After all, rich, old, retired people speed, too.

Stop laughing.

And how do the authorities establish your total wealth? Income can be obtained by looking at your income tax return. But there's no government record of people's wealth (not yet, anyway). And penalizing people based on their wealth would only encourage people to store their wealth offshore.

Comment Re:...and it was after the test (Score 1) 95

It's not academic cheating if someone who has completed the exam discusses the questions in public and since they are minors they can't even sign a contract to enforce legal penalties.

There may not be legal penalties, but there could be academic penalties. Minors get caught and punished for cheating on school tests all the time.

Comment Re:NYPD (Score 2) 135

I wouldn't dismiss the criminal aspect of this so quickly. There are plenty of laws on the books designed to prevent government agencies from using taxpayer resources on misinforming the public. If any of the edits were deliberately false, it's entirely possible it was a crime for the NYPD, even if it's not a crime for the jerk down the street.

Can you cite these laws please? If there are laws as you describe, every President of the United States should be in prison. Also, we don't know for a fact that taxpayer resources were used.

Comment Re:NYPD (Score 3, Interesting) 135

If we can get Aaron Swartz to kill himself over "Hacking" by downloading a bunch of easily available peer-reviewed journals, why can't we treat "tampering of community works" with the same, broad, over-reaching laws?

What happened to Aaron Schwartz was a tragedy, as it is any time someone takes their own life.

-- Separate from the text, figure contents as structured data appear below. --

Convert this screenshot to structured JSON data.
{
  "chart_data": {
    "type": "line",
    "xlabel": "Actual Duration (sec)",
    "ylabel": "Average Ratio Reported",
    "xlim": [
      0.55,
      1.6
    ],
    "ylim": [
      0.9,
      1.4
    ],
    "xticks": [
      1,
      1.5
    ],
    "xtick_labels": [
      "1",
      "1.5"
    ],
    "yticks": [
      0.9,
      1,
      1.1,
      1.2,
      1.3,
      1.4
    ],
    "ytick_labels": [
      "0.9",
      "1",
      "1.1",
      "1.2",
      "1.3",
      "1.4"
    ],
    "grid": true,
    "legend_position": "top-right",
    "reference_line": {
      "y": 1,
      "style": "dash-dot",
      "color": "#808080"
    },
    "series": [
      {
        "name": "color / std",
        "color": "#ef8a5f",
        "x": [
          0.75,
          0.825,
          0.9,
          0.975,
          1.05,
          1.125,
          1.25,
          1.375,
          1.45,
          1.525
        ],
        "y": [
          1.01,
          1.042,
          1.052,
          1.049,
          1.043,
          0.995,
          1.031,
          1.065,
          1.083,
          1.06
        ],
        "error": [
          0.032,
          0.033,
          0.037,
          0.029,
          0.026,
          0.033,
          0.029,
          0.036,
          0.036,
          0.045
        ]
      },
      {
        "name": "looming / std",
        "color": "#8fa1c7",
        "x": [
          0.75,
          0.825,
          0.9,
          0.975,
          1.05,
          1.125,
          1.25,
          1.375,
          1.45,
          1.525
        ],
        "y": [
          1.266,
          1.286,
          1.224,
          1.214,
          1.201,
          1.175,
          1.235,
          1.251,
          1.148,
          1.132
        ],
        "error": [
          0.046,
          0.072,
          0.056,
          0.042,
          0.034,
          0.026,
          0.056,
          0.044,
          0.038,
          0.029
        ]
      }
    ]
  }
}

But he broke into a Harvard networking closet (that's physical trespass), and rewired a router (that's computer trespass) in order to download the journal articles that he otherwise did not have access to (or at least not at the speed with which he downloaded them). That's hardly "easily available". Was the justice department wrong to lay charges in that case? If they were wrong to do so, was it because what he did wasn't a crime or because he was a suicide risk due to mental health issues? If the latter, do we allow anyone with mental health problems to get away with any crimes because they would be a suicide risk if arrested and charged?

Comment Re:NYPD (Score 4, Insightful) 135

Cyber warfare. Destroying or altering public records is likely a criminal offense.

First of all Wikipedia isn't "public records". Secondly, Wikipedia is set up that way. People can make edits. Other people can edit the edits. It's bad form to try to bias an article with opinions or to state facts without citations, but it's not illegal. These changes were caught by editors and presumably corrected if they were in error or introduced bias. That's the way Wikipedia is supposed to work. This revelation might be embarrassing for the NYPD, but it is hardly criminal.

Comment Re:I hope the Device Protection is optional. (Score 3, Insightful) 172

I hope the Device Protection feature is optional.

Of course it is. You can't use it unless you put a Google account on the device.

Right, but I have put a Google account on the device. I hope the device protection is still optional. Since I'm already using encryption, I'm not sure the device protection will add much security. Will a thief return my device when they discover they can't use it?